Another problem was that an underground palace would take years to create and certain not go unnoticed. You don’t hire loads of craftsmen and laborers without anyone noticing – people talk. Similarly, there were many plot holes that left me shaking my head at the end. It wasn’t just the retro-active science that bothered. It was the question of why someone would build a booby trapped underground lair (to protect against the mob) when the booby traps could only kill 1-2 people at a time. They would have been overrun soon enough by the peasants.
But the real problem for me really came down to the characters – they were lacking nuance and depth. I didn’t believe in any of them or even really like them. Author Bachmann clearly wanted us to like them by the end once they have gone through hardships and divested themselves of their false personas. But whether the characters were in the past or the present, I just didn’t find any reason to want to follow them.
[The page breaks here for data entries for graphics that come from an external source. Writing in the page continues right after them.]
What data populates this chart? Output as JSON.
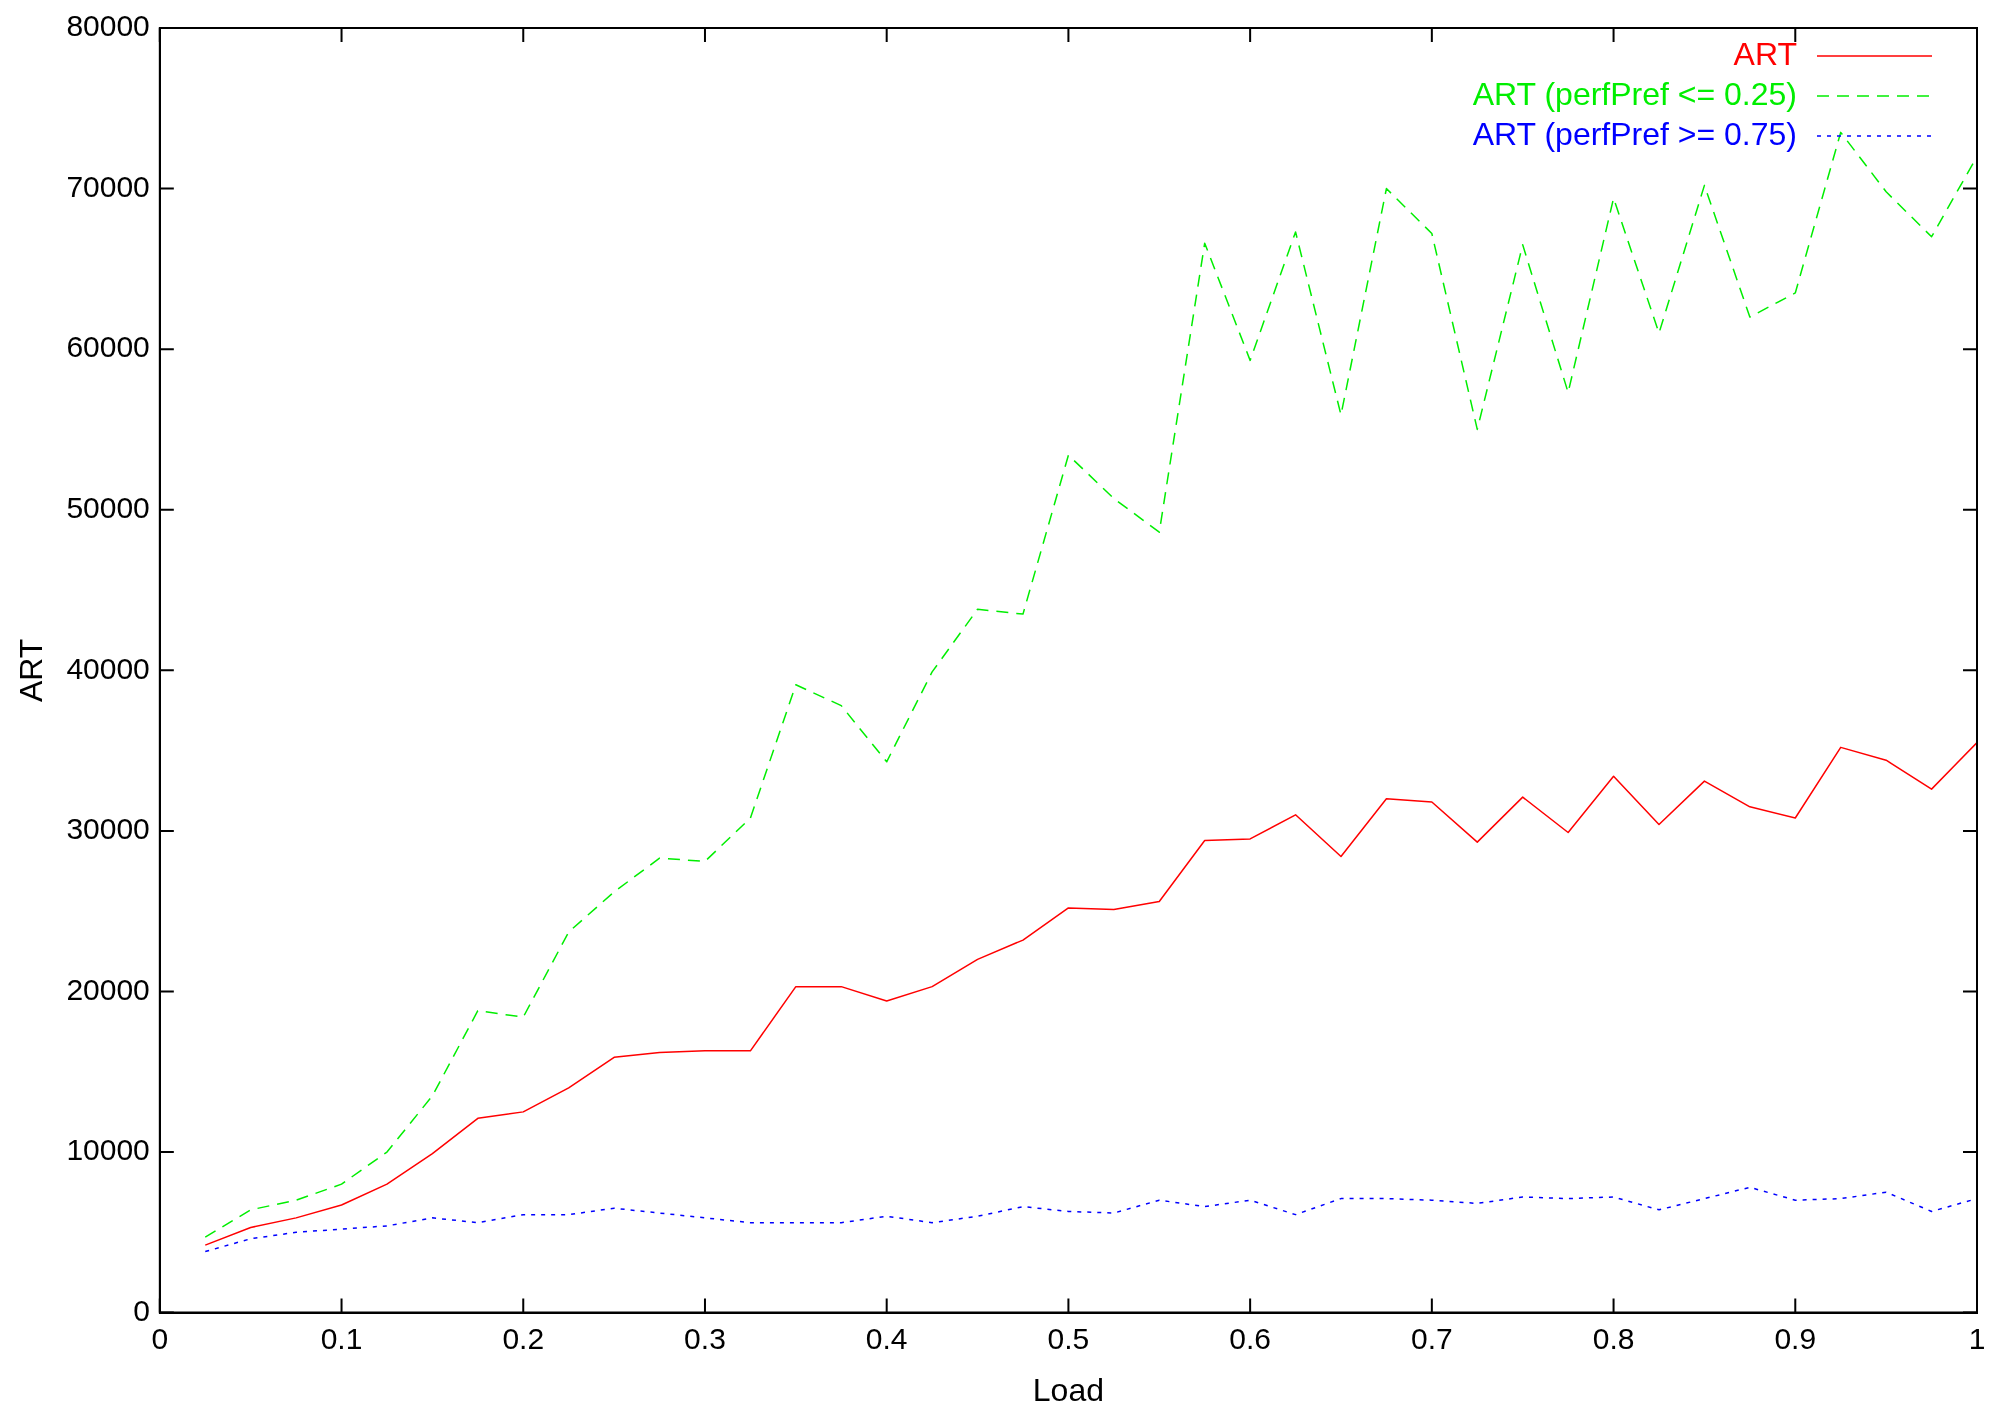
{
  "chart_data": {
    "type": "line",
    "xlabel": "Load",
    "ylabel": "ART",
    "legend": "top right",
    "grid": false,
    "x": [
      0.025,
      0.05,
      0.075,
      0.1,
      0.125,
      0.15,
      0.175,
      0.2,
      0.225,
      0.25,
      0.275,
      0.3,
      0.325,
      0.35,
      0.375,
      0.4,
      0.425,
      0.45,
      0.475,
      0.5,
      0.525,
      0.55,
      0.575,
      0.6,
      0.625,
      0.65,
      0.675,
      0.7,
      0.725,
      0.75,
      0.775,
      0.8,
      0.825,
      0.85,
      0.875,
      0.9,
      0.925,
      0.95,
      0.975,
      1.0
    ],
    "xlim": [
      0,
      1
    ],
    "xticks": [
      0,
      0.1,
      0.2,
      0.3,
      0.4,
      0.5,
      0.6,
      0.7,
      0.8,
      0.9,
      1
    ],
    "ylim": [
      0,
      80000
    ],
    "yticks": [
      0,
      10000,
      20000,
      30000,
      40000,
      50000,
      60000,
      70000,
      80000
    ],
    "series": [
      {
        "name": "ART",
        "color": "#ff0000",
        "line_style": "solid",
        "values": [
          4200,
          5300,
          5900,
          6700,
          8000,
          9900,
          12100,
          12500,
          14000,
          15900,
          16200,
          16300,
          16300,
          20300,
          20300,
          19400,
          20300,
          22000,
          23200,
          25200,
          25100,
          25600,
          29400,
          29500,
          31000,
          28400,
          32000,
          31800,
          29300,
          32100,
          29900,
          33400,
          30400,
          33100,
          31500,
          30800,
          35200,
          34400,
          32600,
          35500
        ]
      },
      {
        "name": "ART (perfPref <= 0.25)",
        "color": "#00ee00",
        "line_style": "dashed",
        "values": [
          4700,
          6400,
          7000,
          8000,
          10000,
          13500,
          18800,
          18400,
          23700,
          26200,
          28300,
          28100,
          30800,
          39100,
          37800,
          34300,
          39900,
          43800,
          43500,
          53400,
          50700,
          48600,
          66600,
          59300,
          67300,
          55900,
          70000,
          67200,
          55000,
          66500,
          57300,
          69400,
          61000,
          70200,
          62000,
          63500,
          73500,
          69800,
          67000,
          72000
        ]
      },
      {
        "name": "ART (perfPref >= 0.75)",
        "color": "#0000ff",
        "line_style": "dotted",
        "values": [
          3800,
          4600,
          5000,
          5200,
          5400,
          5900,
          5600,
          6100,
          6100,
          6500,
          6200,
          5900,
          5600,
          5600,
          5600,
          6000,
          5600,
          6000,
          6600,
          6300,
          6200,
          7000,
          6600,
          7000,
          6100,
          7100,
          7100,
          7000,
          6800,
          7200,
          7100,
          7200,
          6400,
          7100,
          7800,
          7000,
          7100,
          7500,
          6300,
          7100
        ]
      }
    ]
  }
}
Although the book is nearly 500 pages, they do go fast. Most of the book is spent running around without much planning (a big disappointment to me because I wanted to read a story of teens outwitting the palace, rather than having them stumbling around). There are reveals through to the end and some attempts at plot twists that honestly left me scratching my head. But the big hole is that the palace should have been a character in itself – and it just wasn’t forme. So although not a terrible book by any means, it just fell flat for me. Reviewed from an advance reader copy provided by the publisher.